Foto de 21 de Abril de 2011

É 2011. O Greg morreu na semana passada. O João também. Às 17h de uma quinta-feira. Eles tinham acabado de assumir o namoro. Voltavam do cinema, quando um homem que havia acabado de assinar os papéis do divórcio, afogava suas mágoas com algumas garrafinhas de aguardente enquanto dirigia seu Land Rover preto.

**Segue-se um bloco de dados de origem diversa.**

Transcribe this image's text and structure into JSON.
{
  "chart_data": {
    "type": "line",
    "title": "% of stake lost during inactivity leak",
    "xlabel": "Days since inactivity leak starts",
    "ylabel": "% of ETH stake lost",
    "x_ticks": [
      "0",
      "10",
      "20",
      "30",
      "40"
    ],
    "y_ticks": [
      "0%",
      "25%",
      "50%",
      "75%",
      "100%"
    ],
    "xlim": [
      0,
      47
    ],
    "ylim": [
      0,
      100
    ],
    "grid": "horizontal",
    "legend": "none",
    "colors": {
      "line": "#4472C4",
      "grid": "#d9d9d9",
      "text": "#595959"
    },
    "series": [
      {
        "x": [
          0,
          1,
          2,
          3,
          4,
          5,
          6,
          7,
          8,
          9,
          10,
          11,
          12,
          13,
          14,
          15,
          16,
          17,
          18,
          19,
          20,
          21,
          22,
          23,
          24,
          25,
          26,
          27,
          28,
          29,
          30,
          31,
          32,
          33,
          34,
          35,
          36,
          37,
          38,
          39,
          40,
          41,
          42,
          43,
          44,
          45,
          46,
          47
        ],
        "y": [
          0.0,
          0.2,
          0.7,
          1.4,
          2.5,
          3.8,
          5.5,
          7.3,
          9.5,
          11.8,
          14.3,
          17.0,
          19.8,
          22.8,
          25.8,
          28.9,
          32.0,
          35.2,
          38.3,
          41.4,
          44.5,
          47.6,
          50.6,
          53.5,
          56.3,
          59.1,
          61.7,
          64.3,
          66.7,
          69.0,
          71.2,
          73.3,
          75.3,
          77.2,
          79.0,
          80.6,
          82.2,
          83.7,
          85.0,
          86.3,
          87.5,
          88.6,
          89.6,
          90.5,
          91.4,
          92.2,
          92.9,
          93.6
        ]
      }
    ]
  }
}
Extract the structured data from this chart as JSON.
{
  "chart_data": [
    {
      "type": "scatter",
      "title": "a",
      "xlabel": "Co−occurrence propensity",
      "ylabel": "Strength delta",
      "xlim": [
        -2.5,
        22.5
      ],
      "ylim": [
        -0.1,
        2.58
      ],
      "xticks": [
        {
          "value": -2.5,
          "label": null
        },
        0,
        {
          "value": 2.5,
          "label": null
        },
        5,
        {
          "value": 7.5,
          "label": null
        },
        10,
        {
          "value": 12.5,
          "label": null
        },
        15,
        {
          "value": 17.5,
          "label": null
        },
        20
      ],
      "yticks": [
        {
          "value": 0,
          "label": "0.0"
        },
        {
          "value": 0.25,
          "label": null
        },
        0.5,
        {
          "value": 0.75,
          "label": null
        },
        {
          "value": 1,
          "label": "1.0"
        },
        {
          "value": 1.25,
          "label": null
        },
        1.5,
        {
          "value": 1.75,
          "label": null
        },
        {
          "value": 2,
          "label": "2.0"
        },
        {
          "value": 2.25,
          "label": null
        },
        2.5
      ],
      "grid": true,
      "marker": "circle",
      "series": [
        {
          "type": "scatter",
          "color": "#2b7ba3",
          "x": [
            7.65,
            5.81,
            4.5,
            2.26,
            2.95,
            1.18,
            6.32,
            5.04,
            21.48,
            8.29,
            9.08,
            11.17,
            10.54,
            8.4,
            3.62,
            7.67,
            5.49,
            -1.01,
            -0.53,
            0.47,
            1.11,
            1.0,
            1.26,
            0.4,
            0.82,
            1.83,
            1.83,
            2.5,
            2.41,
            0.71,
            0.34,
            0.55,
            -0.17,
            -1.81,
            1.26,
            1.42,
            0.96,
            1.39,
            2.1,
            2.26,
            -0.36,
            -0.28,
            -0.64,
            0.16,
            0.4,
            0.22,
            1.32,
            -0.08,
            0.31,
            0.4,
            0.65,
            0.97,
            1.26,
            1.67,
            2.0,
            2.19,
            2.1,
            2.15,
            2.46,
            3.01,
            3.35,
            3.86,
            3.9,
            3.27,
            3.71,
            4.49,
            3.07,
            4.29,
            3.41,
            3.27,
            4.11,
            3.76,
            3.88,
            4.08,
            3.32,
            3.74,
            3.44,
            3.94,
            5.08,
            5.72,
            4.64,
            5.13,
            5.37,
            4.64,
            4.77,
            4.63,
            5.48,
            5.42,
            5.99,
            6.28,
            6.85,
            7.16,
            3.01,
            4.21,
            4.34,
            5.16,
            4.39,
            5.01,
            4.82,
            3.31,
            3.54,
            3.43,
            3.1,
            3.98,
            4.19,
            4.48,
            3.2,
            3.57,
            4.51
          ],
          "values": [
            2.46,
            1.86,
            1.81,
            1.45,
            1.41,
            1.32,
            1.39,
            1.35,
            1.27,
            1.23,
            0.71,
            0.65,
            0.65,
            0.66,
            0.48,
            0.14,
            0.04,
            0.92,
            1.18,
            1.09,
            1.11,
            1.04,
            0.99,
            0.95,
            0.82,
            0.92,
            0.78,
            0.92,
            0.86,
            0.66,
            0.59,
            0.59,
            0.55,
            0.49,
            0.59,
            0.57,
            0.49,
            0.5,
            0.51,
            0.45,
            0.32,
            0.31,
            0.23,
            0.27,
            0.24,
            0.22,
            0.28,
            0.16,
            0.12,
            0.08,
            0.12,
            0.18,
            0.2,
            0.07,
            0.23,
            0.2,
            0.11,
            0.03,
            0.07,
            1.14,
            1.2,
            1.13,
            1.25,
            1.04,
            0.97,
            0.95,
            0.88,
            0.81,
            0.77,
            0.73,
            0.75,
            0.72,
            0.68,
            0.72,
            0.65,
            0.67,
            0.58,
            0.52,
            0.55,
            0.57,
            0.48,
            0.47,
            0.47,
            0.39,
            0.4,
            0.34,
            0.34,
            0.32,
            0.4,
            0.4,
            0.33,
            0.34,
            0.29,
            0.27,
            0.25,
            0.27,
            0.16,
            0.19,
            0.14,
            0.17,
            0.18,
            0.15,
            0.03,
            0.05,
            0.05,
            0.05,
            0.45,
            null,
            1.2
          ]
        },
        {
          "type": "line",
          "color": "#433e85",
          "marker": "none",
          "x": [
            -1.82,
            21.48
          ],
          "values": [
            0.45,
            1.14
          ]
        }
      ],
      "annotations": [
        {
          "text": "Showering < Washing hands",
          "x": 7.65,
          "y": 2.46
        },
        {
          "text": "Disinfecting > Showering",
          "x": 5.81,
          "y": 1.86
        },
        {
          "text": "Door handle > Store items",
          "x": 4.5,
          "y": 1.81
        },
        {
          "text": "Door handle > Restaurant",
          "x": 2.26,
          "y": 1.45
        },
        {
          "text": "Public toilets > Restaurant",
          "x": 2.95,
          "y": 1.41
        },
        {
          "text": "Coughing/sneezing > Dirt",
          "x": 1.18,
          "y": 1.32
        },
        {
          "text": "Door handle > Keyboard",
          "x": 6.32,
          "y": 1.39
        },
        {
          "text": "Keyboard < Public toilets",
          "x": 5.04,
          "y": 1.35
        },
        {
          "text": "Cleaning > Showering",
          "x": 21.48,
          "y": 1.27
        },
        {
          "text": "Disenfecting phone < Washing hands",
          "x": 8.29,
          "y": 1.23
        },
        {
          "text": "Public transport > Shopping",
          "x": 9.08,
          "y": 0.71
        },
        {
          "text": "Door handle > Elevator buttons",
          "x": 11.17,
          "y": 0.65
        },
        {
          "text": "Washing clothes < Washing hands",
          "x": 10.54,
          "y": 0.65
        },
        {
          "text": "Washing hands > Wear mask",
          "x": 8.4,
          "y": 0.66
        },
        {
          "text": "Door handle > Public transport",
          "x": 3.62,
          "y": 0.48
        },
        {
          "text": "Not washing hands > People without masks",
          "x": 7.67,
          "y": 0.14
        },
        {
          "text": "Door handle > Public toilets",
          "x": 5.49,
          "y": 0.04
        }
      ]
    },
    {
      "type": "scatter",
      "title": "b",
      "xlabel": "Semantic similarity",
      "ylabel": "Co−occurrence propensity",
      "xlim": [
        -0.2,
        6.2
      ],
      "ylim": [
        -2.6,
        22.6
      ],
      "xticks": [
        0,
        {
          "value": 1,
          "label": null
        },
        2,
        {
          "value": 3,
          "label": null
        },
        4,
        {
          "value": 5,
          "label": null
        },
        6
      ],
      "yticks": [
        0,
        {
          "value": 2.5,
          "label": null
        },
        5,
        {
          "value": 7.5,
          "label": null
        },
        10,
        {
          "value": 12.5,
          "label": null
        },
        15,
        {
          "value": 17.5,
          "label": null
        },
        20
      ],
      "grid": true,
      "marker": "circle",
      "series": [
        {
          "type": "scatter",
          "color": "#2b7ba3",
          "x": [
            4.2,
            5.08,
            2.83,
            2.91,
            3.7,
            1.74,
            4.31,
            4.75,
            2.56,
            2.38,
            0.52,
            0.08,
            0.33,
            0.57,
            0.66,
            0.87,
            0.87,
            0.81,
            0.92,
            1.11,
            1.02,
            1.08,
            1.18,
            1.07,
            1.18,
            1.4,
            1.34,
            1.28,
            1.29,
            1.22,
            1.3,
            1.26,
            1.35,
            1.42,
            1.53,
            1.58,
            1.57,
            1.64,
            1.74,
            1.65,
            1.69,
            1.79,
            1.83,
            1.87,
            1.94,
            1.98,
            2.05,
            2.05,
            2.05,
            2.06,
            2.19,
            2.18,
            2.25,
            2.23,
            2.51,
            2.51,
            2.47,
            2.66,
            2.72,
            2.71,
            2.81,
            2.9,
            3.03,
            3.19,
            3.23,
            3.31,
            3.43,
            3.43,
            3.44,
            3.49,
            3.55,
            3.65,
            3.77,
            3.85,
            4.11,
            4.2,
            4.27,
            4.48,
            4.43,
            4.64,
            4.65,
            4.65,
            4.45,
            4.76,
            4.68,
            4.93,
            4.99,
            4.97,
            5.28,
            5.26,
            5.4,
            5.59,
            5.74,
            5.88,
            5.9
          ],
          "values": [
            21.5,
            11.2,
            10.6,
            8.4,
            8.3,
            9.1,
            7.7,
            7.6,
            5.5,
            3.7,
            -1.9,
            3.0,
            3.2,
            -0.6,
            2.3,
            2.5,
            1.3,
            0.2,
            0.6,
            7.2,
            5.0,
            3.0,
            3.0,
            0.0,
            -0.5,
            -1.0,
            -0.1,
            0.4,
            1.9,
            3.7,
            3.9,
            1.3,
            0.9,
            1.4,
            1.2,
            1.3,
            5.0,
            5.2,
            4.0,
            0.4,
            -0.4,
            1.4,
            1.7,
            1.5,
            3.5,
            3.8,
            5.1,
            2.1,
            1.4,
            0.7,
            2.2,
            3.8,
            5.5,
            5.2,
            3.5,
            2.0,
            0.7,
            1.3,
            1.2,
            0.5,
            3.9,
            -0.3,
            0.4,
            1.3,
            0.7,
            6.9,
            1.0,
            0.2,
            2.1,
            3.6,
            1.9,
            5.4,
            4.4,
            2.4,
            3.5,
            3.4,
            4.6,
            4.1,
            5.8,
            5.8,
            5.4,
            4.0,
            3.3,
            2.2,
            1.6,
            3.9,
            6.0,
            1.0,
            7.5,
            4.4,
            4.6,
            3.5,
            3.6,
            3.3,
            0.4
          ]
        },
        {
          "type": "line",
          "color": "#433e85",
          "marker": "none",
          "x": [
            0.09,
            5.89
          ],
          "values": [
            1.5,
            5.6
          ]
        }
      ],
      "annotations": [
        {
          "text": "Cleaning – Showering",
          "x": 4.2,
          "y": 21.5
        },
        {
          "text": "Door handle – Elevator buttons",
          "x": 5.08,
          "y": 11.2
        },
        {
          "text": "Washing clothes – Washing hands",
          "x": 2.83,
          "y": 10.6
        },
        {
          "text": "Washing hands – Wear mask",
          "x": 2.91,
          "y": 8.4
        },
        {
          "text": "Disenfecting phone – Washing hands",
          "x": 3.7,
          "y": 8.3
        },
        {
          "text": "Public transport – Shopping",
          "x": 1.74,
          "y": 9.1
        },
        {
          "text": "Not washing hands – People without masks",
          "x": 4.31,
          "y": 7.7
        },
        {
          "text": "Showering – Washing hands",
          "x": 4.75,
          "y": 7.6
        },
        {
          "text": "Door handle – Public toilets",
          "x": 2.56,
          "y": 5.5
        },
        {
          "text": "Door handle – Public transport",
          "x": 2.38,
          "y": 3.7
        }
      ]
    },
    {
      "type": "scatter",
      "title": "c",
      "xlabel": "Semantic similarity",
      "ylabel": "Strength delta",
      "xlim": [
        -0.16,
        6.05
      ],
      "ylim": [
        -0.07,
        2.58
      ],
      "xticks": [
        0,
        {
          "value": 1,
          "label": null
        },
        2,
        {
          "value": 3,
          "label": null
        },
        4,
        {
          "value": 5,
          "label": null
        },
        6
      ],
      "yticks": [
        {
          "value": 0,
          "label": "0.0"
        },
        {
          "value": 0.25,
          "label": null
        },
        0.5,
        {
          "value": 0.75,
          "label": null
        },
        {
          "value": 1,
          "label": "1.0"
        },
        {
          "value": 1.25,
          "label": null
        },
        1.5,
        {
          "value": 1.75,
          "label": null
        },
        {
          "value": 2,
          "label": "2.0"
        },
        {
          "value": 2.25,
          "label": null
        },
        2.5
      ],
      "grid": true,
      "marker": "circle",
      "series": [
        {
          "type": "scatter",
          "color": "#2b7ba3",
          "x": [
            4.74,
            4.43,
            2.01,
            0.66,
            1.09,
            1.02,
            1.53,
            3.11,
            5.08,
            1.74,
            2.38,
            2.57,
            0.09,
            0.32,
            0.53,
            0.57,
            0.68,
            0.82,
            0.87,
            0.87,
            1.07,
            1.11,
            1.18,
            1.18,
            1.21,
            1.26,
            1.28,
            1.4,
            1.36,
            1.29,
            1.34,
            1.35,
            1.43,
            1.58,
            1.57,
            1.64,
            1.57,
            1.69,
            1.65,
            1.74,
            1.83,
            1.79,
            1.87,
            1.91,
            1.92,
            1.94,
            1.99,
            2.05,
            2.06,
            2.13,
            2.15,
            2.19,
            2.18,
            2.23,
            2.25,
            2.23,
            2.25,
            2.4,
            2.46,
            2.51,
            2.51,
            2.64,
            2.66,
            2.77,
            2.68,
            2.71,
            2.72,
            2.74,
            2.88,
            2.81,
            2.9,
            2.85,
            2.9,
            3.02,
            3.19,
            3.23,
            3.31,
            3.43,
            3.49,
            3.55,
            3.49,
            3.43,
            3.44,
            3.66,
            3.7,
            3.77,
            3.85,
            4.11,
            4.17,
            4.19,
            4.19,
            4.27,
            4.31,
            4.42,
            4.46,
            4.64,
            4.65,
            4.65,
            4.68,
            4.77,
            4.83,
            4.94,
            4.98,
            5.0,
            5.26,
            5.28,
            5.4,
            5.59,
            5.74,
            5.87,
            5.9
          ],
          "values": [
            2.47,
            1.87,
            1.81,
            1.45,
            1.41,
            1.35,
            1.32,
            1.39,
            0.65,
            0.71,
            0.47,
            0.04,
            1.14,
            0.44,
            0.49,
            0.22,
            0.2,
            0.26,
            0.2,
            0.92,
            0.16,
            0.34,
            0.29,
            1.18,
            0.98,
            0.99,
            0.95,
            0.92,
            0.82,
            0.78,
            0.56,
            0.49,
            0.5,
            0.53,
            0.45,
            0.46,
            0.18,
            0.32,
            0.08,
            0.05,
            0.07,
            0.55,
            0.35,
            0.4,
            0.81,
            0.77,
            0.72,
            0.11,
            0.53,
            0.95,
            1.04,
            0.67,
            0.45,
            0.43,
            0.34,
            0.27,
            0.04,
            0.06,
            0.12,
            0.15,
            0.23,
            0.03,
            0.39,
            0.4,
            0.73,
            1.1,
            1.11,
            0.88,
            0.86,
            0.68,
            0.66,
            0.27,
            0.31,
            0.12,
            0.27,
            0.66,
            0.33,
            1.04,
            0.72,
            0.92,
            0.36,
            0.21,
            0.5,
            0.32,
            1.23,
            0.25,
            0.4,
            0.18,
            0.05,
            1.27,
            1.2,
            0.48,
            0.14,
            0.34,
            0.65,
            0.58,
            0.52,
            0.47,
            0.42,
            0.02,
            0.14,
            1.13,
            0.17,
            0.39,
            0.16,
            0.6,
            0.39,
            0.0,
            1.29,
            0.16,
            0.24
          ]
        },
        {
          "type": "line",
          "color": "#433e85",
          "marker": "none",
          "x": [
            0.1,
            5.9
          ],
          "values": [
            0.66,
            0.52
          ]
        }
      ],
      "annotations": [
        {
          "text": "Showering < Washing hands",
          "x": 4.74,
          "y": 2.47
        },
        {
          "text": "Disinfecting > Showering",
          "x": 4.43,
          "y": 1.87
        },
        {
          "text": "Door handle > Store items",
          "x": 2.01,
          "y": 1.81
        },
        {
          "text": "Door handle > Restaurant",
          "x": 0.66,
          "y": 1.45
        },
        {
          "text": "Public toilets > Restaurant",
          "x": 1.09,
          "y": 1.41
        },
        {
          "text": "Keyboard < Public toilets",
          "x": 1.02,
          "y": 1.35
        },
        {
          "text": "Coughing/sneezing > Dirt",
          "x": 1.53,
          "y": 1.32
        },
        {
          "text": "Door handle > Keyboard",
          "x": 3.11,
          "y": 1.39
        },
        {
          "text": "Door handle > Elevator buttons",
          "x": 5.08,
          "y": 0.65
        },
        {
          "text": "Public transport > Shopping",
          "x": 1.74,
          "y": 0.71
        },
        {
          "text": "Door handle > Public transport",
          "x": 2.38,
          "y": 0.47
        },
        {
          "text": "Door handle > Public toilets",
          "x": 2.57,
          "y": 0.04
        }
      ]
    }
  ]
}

Meus tios e meus pais voltaram do funeral dos dois e fizeram um brinde à memória dos meninos. Eles beberam para amenizar a dor da perda de Greg, que morreu porque um homem bebeu para amenizar a dor da perda da esposa. Eles dizem “Saúde” quando levantam suas taças. Eles vieram aqui e me disseram para ter força, mas eles estão buscando refúgio no álcool, que os faz esquecer momentaneamente que o sorriso malandro e conquistador do meu irmão não vai mais contar piadas. E eu não consigo evitar pensar que nenhum deles faria diferente do cara que o matou. Eles bebem para comemorar, bebem para se lamentar, bebem para se divertir, bebem para acordar, bebem para conversar, bebem para se apaixonar, bebem para parar de beber, bebem porque precisam começar de algum lugar. Eles dão risada disso. E quando estão putos porque eu ou algum dos meus colegas de faculdade falamos sobre como é contraditório o álcool e o tabaco serem permitidos e o tráfico de maconha continuar matando crianças nas favelas porque a erva é proibida, eles bebem também, porque dizem que “não podem lidar com esse tipo de discussãozinha besta sóbrios”. O meu irmão virou estatística nesse documento que vai sair numa nota de rodapé de uma revista que vai, tão gentilmente, dedicar uma página a um estudo sobre a idade em que o jovem começa a beber, mas cuja contracapa traz uma propaganda de vodka. Não temos mais Greg, mas ainda tem cerveja na geladeira.

Foto de 19 de Dezembro de 2012

2012. O pôr-do-sol é lindo e a água é cristalina em Fernando de Noronha. Brindo com o olhar desse caranguejo que parece me cumprimentar.